Homework 9: Moar linear models.¶

Instructions: Please answer the following questions and submit your work by editing this jupyter notebook and submitting it on Canvas. Questions may involve math, programming, or neither, but you should make sure to explain your work: i.e., you should usually have a cell with at least a few sentences explaining what you are doing.

Also, please be sure to always specify units of any quantities that have units, and label axes of plots (again, with units when appropriate).

In [1]:
import numpy as np
import matplotlib.pyplot as plt
rng = np.random.default_rng(123)

1. Logistic hypotheticals¶

Make up a situation in which you might have data like: $$ Y_i \sim \text{Binomial}\left(1, \frac{1}{1 + e^{-a + b X_i}} \right) . $$ (In other words, $Y_i = 0$ or 1 with logistic probabilities.)

(a) Describe the situation in words, including choosing values for $a$ and $b$. Make a plot of $ \frac{1}{1 + e^{-a + b x}}$ against $x$.

(b) Simulate 1000 observations from this model (with values for $X$ drawn from some reasonable distribution).

(c) Fit a logistic linear model to your simulated data. Identify the estimates of $a$ and $b$ (they should be close to the real values!).

2. A new whale¶

In the file data/whales.csv (direct link: github) are the (average) body mass (in kg) and length (in m) of 43 modern cetacean species, from this dataset. Suppose that someone has found fossils of a new species of whale that is about 8m long, and they'd like to estimate how much it weighed, based on the length-weight relationship of modern species.

(a) Read in the data and make a plot of mass against length. Also make a plot of log(mass) against log(length).

(b) Fit a linear model to predict log(mass) with log(length), i.e., find $a$ and $b$ so that $$ \log(\text{mass}) \approx a + b \log(\text{length}) , $$ and add the resulting best-fit line to the plot of log(mass) against log(length).

(c) The predicted mass of a whale of length $\ell$ is $e^{a + b \log(\ell)}$. Add this line to the original plot of mass against length.

(d) What is the predicted weight of the 8m long whale? How far off do you estimate this prediction to be? (You can get the margin of error either by looking at the plot or computing the standard deviations of the residuals on a log scale, and transforming.)

3. Find the whales¶

Recall the word count data (direct link: github) that we used as an example for PCA: there, we constructed the array wordmat so that wordmat[i,j] contains the number of times that words[j] appears in passage i, using the following code:

In [12]:
from collections import defaultdict
import pandas as pd

pfile = open("data/passages.txt", "r")
passages = pfile.read().split("\n")[:-1]
sources = pd.read_table("data/passage_sources.tsv")
words = np.unique(" ".join(passages).split(" "))[1:]
def tabwords(x, words):
    d = defaultdict(int)
    for w in x.split(" "):
        d[w] += 1
    out = np.array([d[w] for w in words])
    return out

wordmat = np.array([tabwords(x, words) for x in passages])

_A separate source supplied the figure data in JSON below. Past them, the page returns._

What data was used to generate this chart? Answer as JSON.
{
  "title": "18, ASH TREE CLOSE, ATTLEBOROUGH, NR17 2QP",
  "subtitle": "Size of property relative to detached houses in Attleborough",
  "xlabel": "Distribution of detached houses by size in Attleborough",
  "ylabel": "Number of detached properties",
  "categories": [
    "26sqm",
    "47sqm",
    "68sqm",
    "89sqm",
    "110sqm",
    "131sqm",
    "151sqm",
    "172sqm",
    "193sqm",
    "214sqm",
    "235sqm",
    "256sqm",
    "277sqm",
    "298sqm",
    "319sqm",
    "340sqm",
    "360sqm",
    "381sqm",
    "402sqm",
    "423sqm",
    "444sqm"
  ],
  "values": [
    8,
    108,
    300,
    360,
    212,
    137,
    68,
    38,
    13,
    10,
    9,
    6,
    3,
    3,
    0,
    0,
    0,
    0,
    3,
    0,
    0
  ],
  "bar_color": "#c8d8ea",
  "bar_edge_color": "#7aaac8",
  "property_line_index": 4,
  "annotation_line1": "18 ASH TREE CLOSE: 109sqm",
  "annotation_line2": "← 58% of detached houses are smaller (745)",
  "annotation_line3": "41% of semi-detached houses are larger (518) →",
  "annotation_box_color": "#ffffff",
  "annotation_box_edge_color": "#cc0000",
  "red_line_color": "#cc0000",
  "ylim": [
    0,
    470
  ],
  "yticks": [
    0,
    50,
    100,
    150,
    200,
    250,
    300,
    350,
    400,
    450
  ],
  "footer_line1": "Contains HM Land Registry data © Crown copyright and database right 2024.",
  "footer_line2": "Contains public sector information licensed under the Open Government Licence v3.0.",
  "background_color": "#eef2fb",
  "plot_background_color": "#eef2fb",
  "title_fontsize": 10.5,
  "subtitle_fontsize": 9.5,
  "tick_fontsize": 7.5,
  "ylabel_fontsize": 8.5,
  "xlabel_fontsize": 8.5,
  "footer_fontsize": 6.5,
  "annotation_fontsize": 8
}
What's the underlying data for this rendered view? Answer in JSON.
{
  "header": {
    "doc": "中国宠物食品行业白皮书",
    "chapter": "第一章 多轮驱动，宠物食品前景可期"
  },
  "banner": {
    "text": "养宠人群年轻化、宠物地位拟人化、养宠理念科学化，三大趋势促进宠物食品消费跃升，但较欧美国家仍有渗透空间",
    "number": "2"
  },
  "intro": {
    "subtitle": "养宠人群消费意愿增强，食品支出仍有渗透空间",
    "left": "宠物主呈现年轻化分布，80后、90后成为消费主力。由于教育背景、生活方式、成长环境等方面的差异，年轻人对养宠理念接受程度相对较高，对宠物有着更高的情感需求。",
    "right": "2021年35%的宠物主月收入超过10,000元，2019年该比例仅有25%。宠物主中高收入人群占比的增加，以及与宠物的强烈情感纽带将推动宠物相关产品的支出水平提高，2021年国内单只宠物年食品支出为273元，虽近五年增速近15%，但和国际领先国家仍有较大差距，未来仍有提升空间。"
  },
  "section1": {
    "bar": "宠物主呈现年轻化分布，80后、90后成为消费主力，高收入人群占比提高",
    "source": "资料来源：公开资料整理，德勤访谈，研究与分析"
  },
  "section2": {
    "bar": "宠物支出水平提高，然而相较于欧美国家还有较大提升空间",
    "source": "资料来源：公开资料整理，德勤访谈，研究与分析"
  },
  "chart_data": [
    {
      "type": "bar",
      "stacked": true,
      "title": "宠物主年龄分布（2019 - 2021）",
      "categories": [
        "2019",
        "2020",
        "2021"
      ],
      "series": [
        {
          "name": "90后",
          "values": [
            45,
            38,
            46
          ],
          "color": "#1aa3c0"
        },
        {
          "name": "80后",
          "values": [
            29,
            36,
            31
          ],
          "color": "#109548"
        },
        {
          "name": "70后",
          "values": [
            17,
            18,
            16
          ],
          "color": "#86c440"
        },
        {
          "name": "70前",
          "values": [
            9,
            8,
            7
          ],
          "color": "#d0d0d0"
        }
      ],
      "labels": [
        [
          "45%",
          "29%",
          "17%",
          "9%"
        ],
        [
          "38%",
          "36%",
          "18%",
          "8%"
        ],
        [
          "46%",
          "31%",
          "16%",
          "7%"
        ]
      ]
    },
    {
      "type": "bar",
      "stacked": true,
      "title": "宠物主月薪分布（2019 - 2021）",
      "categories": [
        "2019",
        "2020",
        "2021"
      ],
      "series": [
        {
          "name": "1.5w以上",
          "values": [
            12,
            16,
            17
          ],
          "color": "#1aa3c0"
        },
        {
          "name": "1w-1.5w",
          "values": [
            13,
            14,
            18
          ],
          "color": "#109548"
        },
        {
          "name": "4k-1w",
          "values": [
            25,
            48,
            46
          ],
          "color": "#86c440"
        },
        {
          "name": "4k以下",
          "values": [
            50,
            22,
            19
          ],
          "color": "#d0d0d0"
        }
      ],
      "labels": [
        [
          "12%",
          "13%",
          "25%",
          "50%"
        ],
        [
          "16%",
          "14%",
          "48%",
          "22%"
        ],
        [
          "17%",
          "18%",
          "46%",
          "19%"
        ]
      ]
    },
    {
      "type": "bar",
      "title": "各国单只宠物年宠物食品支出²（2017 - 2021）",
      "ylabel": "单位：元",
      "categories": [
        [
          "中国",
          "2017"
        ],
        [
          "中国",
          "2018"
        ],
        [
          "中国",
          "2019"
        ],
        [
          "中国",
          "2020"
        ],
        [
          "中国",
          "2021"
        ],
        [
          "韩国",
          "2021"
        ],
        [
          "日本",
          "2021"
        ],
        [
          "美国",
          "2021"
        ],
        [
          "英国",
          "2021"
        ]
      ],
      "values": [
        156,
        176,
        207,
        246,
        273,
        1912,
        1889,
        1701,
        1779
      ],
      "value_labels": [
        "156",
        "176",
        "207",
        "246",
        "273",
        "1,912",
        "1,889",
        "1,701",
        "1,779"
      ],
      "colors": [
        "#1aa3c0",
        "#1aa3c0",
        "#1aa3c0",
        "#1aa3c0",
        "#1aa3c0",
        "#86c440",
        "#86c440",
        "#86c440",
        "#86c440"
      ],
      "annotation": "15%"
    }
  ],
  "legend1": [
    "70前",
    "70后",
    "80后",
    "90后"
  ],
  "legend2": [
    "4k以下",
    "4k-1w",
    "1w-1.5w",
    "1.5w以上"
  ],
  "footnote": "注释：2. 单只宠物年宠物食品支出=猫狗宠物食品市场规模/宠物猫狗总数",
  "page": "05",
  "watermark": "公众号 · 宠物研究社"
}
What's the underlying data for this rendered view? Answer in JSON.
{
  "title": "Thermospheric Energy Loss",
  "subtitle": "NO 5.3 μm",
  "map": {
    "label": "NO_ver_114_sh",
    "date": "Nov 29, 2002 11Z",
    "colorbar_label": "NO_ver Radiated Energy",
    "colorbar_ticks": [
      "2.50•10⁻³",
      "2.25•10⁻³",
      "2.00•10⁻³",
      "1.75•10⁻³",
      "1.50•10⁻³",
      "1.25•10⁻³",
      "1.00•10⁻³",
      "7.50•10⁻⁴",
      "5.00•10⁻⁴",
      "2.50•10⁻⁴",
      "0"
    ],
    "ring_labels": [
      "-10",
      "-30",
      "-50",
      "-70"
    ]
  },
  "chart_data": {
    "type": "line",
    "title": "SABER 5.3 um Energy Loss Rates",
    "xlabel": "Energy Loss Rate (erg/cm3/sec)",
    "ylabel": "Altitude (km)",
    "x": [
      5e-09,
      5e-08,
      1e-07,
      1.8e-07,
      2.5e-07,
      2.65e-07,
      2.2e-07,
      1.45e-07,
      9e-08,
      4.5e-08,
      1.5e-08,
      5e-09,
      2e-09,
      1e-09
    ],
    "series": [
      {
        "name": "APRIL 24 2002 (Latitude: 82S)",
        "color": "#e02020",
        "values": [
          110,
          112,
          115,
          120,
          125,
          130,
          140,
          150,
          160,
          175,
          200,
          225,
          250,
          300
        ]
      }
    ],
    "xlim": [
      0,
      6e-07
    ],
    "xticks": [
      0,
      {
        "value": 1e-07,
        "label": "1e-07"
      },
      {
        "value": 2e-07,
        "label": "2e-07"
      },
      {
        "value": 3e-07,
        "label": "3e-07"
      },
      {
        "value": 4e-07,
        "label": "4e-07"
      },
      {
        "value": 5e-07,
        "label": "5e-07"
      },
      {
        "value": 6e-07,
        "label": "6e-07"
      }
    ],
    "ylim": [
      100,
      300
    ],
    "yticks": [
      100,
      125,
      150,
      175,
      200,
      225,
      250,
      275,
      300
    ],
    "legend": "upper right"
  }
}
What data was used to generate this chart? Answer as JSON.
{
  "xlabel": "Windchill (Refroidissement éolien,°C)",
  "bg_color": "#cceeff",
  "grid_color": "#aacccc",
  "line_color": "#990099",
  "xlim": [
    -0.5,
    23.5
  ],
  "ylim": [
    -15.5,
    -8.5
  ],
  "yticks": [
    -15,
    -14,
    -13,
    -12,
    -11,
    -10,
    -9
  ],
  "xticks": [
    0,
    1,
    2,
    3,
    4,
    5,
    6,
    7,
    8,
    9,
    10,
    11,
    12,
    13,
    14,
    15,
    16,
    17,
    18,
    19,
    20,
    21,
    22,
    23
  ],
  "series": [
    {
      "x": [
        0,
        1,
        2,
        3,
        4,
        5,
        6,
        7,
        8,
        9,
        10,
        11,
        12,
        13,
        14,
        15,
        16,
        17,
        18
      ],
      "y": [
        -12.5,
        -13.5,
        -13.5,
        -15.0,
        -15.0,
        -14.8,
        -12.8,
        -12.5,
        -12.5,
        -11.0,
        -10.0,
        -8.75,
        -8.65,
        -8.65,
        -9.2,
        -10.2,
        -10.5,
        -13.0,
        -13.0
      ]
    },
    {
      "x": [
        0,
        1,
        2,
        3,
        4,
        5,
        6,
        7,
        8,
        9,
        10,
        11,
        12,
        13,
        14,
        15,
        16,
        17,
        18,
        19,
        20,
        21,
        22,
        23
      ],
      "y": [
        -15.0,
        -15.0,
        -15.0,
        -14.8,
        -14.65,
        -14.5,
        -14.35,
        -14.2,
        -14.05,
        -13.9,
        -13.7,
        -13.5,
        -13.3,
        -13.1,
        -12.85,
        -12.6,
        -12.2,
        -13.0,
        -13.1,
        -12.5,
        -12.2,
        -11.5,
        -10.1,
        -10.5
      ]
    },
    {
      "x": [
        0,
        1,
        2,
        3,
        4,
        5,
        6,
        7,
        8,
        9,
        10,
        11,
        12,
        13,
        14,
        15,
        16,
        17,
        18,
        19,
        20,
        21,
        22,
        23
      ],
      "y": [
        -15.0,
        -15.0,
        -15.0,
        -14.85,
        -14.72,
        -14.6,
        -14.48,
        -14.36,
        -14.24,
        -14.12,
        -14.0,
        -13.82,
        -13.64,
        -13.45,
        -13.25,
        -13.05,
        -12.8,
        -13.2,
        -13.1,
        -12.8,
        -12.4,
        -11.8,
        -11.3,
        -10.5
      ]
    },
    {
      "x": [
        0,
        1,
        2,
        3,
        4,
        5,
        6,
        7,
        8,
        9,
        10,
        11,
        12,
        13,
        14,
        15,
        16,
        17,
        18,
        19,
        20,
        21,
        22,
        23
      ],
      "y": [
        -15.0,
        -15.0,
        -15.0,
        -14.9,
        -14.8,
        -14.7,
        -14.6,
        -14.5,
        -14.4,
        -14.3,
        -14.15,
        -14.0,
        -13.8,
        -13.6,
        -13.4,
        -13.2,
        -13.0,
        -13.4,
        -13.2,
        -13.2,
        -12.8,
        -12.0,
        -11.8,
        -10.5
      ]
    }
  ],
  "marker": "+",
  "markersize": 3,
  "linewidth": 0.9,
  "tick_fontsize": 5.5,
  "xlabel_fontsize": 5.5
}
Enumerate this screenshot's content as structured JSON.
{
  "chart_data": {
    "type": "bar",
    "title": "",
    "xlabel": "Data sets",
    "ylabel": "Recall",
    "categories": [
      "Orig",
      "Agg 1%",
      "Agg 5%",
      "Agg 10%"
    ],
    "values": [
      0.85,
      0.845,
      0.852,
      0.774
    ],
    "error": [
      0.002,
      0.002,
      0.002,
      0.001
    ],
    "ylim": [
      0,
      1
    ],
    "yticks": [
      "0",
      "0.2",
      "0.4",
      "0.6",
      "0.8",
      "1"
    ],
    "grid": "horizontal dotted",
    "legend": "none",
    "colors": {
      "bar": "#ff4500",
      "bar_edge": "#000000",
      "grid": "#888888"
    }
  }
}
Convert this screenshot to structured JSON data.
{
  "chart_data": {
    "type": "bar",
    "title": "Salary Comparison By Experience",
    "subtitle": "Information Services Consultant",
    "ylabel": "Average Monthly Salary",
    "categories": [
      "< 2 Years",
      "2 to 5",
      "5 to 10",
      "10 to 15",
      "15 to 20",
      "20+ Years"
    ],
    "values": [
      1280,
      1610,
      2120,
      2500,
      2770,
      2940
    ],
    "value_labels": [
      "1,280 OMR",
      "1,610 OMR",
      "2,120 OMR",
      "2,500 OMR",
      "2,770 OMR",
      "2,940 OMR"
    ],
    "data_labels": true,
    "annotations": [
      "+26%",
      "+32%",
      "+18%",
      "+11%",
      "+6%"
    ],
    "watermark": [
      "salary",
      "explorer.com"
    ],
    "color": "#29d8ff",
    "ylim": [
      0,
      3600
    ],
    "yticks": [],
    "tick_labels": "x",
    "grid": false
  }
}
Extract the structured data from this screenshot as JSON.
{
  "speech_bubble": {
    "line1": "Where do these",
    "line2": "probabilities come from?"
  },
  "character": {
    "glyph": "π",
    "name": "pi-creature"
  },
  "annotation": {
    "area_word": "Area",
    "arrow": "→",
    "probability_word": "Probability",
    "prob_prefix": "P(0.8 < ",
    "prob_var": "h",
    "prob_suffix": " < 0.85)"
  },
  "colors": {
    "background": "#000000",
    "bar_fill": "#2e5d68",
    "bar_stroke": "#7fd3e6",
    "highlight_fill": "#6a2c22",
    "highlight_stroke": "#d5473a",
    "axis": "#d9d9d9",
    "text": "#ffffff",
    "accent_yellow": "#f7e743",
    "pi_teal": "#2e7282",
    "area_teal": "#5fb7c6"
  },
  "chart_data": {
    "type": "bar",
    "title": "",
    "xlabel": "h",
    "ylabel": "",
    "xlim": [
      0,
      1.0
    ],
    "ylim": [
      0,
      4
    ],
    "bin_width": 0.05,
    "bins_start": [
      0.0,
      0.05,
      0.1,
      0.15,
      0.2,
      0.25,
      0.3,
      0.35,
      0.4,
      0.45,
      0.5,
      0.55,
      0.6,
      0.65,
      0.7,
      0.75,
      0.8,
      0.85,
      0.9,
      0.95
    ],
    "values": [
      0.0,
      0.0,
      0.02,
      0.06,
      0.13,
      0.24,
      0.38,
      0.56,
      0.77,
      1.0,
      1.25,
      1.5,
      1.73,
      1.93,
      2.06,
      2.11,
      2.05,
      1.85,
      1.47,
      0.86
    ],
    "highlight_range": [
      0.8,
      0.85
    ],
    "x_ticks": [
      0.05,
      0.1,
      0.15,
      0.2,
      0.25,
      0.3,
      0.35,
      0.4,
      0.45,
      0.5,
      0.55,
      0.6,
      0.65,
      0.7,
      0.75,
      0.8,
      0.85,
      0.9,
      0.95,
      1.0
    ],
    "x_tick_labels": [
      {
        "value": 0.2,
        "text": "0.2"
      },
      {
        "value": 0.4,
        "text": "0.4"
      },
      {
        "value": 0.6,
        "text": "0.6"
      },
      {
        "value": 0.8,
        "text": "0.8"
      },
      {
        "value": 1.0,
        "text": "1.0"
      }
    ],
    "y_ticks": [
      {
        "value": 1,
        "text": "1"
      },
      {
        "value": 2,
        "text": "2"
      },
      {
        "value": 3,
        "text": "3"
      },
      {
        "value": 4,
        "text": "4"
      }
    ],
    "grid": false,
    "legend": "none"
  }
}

We'll use this matrix to address the following problem: predict the number of times that the words "whale" or "whales" appears in a given passage, using occurrance counts of the other words. To make this a little easier, we won't use all words, just those that appear between 100 and 5,000 times:

In [13]:
wordfreq = wordmat.sum(axis=0)
midwords = np.logical_and(np.logical_and(wordfreq > 100, wordfreq < 5000),
                          ~np.isin(words, ['whale', 'whales']))
has_whales = (wordmat[:,np.where(words == "whale")[0]] + wordmat[:,np.where(words == "whales")[0]]).flatten()
wordmat = wordmat[:, midwords]
words = words[midwords]

Your goal is to use sklearn.PoissonRegressor to fit a Poisson GLM that predicts has_whales from X. To do this:

(a) Choose 90% of the data for training and the remaining 10% for testing. Write functions that fit a model with the training data, and compute the standard deviation of the residuals for the testing data from a fitted model. An argument to the first function should be alpha, which is passed on to PoissonRegressor.

(b) Fit the model with the argument alpha=0. This model should fit very poorly. Explain why.

(c) Fit models across a range of values of alpha, and display the size of their residuals (on testing data) as a table or plot. What is a good value for alpha?

(d) Describe the best-fitting value of alpha from (c): how well does it predict, which words have the largest positive and negative coefficients in the model, and what does this mean? Are there any surprises?